The NFJS conference retro is an odd beast: a sixty-minute retro embedded in a ninety-minute talk about using retros in your own organization. This poses a few special challenges:

  • The team needs to have a working agreement to occasionally "go meta" and talk about the mechanics of the retro during the retro. This risks reducing the value of the retro, but so far attendees have found it effective.
  • The team isn't really a team: it is a subset of the conference attendees thrown together for the first time to do the retro. So, the facilitator has to choose the activities in real time to match the size and composition of the group.

Sticking to the time box, we covered these ground rules in the first five minutes.

Gathering Information

To gather information, we used the team radar activity from the book. A few minutes of brainstorming identified about ten possible items to rate. That is too many to actually rate, so we used dot voting to narrow down to four items. Each participant used a Sharpie to make three dots next to the items they considered most important. As usual, the moving about the room helped people get engaged physically and mentally.

The items and their individual rating (1=worst, 10=best) follow:

  • meaningful content: 8, 7, 8, 7, 7, 7, 7
  • speaker quality: 9, 8, 8, 8, 8, 8, 9
  • track organization/session selection: 7, 8, 6, 6, 6, 6, 5
  • price/value: 8, 7, 6, 6, 8, 7, 6, 8

These numbers are quite high; overall possibly the highest I have seen at a conference retro. Also, the lowest scores were on track organization. When selecting talks for a conference it is almost impossible to please everyone, so while the scores were lower I was not optimistic about finding a useful recommendation. (Note that as the facilitator I kept these musings strictly to myself during the retro!)

Generating Insights

To generate insights we used the learning matrix. This exercise uses four quadrants (happy/sad/ideas/appreciation) to guide brainstorming. In the interest of space I will not reproduce the matrix results here: the information would be meaningless without pages of explanatory text.

Unusually, the "ideas" section filled up first. In fact, to hit the time box we didn't even manage to fill the other quadrants.

Deciding What To Do

To keep to our sixty-minuted time box, we agreed to dot vote for two items on the ideas list, and convert them to SMART goals. A SMART goal nees to be Specific, Measurable, Achievable, Relevant, and Timely.

We ended up selecting these goals:

  • By February 2010, update the website and printed materials to include a single-line of text describing the "recommended audience." Free text might seem dumb compared to some kind of tagging, and it is delibarately so. We started to discuss a system of categories and realized that this would make the goal more complex, and therefore less likely to be implemented. Keep it simple.

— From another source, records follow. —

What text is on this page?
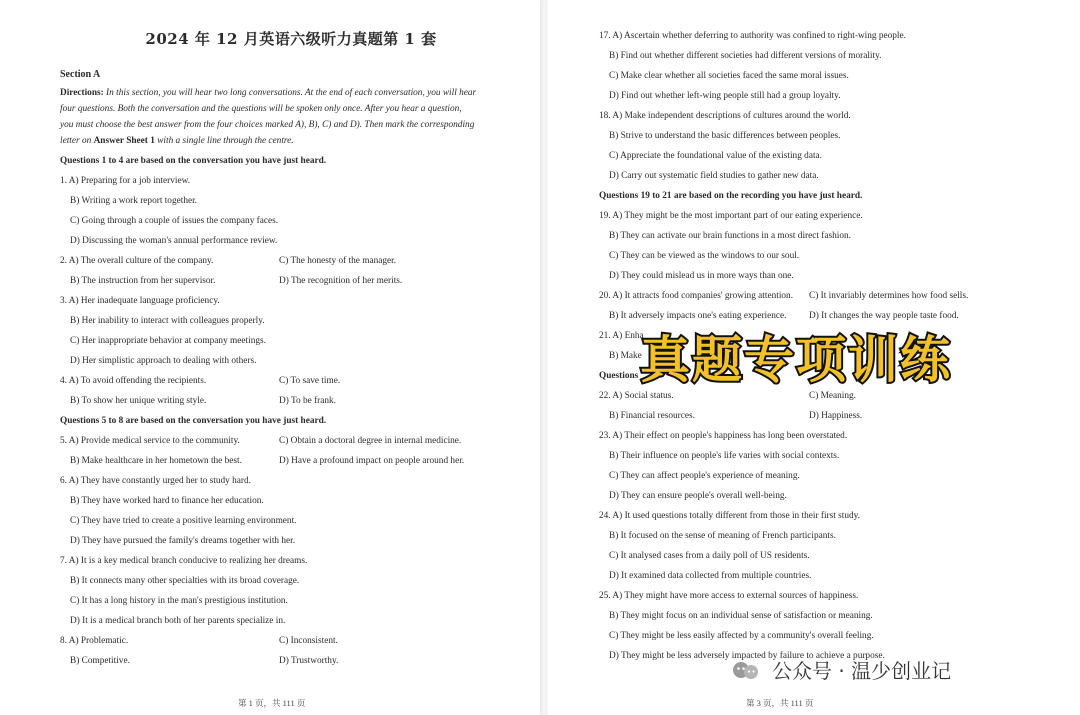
2024 年 12 月英语六级听力真题第 1 套
Section A
Directions: In this section, you will hear two long conversations. At the end of each conversation, you will hear
four questions. Both the conversation and the questions will be spoken only once. After you hear a question,
you must choose the best answer from the four choices marked A), B), C) and D). Then mark the corresponding
letter on Answer Sheet 1 with a single line through the centre.
Questions 1 to 4 are based on the conversation you have just heard.
1. A) Preparing for a job interview.
B) Writing a work report together.
C) Going through a couple of issues the company faces.
D) Discussing the woman's annual performance review.
2. A) The overall culture of the company.	C) The honesty of the manager.
B) The instruction from her supervisor.	D) The recognition of her merits.
3. A) Her inadequate language proficiency.
B) Her inability to interact with colleagues properly.
C) Her inappropriate behavior at company meetings.
D) Her simplistic approach to dealing with others.
4. A) To avoid offending the recipients.	C) To save time.
B) To show her unique writing style.	D) To be frank.
Questions 5 to 8 are based on the conversation you have just heard.
5. A) Provide medical service to the community.	C) Obtain a doctoral degree in internal medicine.
B) Make healthcare in her hometown the best.	D) Have a profound impact on people around her.
6. A) They have constantly urged her to study hard.
B) They have worked hard to finance her education.
C) They have tried to create a positive learning environment.
D) They have pursued the family's dreams together with her.
7. A) It is a key medical branch conducive to realizing her dreams.
B) It connects many other specialties with its broad coverage.
C) It has a long history in the man's prestigious institution.
D) It is a medical branch both of her parents specialize in.
8. A) Problematic.	C) Inconsistent.
B) Competitive.	D) Trustworthy.
第 1 页，共 111 页
17. A) Ascertain whether deferring to authority was confined to right-wing people.
B) Find out whether different societies had different versions of morality.
C) Make clear whether all societies faced the same moral issues.
D) Find out whether left-wing people still had a group loyalty.
18. A) Make independent descriptions of cultures around the world.
B) Strive to understand the basic differences between peoples.
C) Appreciate the foundational value of the existing data.
D) Carry out systematic field studies to gather new data.
Questions 19 to 21 are based on the recording you have just heard.
19. A) They might be the most important part of our eating experience.
B) They can activate our brain functions in a most direct fashion.
C) They can be viewed as the windows to our soul.
D) They could mislead us in more ways than one.
20. A) It attracts food companies' growing attention. C) It invariably determines how food sells.
B) It adversely impacts one's eating experience. D) It changes the way people taste food.
21. A) Enha
B) Make
Questions
22. A) Social status.	C) Meaning.
B) Financial resources.	D) Happiness.
23. A) Their effect on people's happiness has long been overstated.
B) Their influence on people's life varies with social contexts.
C) They can affect people's experience of meaning.
D) They can ensure people's overall well-being.
24. A) It used questions totally different from those in their first study.
B) It focused on the sense of meaning of French participants.
C) It analysed cases from a daily poll of US residents.
D) It examined data collected from multiple countries.
25. A) They might have more access to external sources of happiness.
B) They might focus on an individual sense of satisfaction or meaning.
C) They might be less easily affected by a community's overall feeling.
D) They might be less adversely impacted by failure to achieve a purpose.
第 3 页，共 111 页
真题专项训练
公众号 · 温少创业记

  • By February 2010, run a birds-of-a-feather (BOF) session titled "What To Do on Monday!" Everyone agreed that the conference talks were inspiring, and included ideas that could create massive improvements back at the day job. But massive improvements are often beyond the immediate control of conference attendees, and it is frustrating to go back to work on Monday and not be able to start a new practice. The BOF will allow attendees and speakers to look across all the conference topics and generate a list of bite-sized ideas. If the BOF goes well, we will use it to generate an outline for a formal talk.

February 2010 might seem like a long way off, but since the retro was a breakout team that did not include the people who would actually have to implement the recommendations, it seemed wise to allow the work to be done during the winter off-season for the NFJS tour.

Closing

To close the retro, we did a quick thumbs up/down/sideways check to see if the participants found the retro useful. Votes were seven up, one sideways.

All in all, a good sixty minutes. I am excited about implementing the new ideas, and I think that the regular recurring nature of NFJS provides a great opportunity to close the feedback loop faster than at a conference that runs less frequently.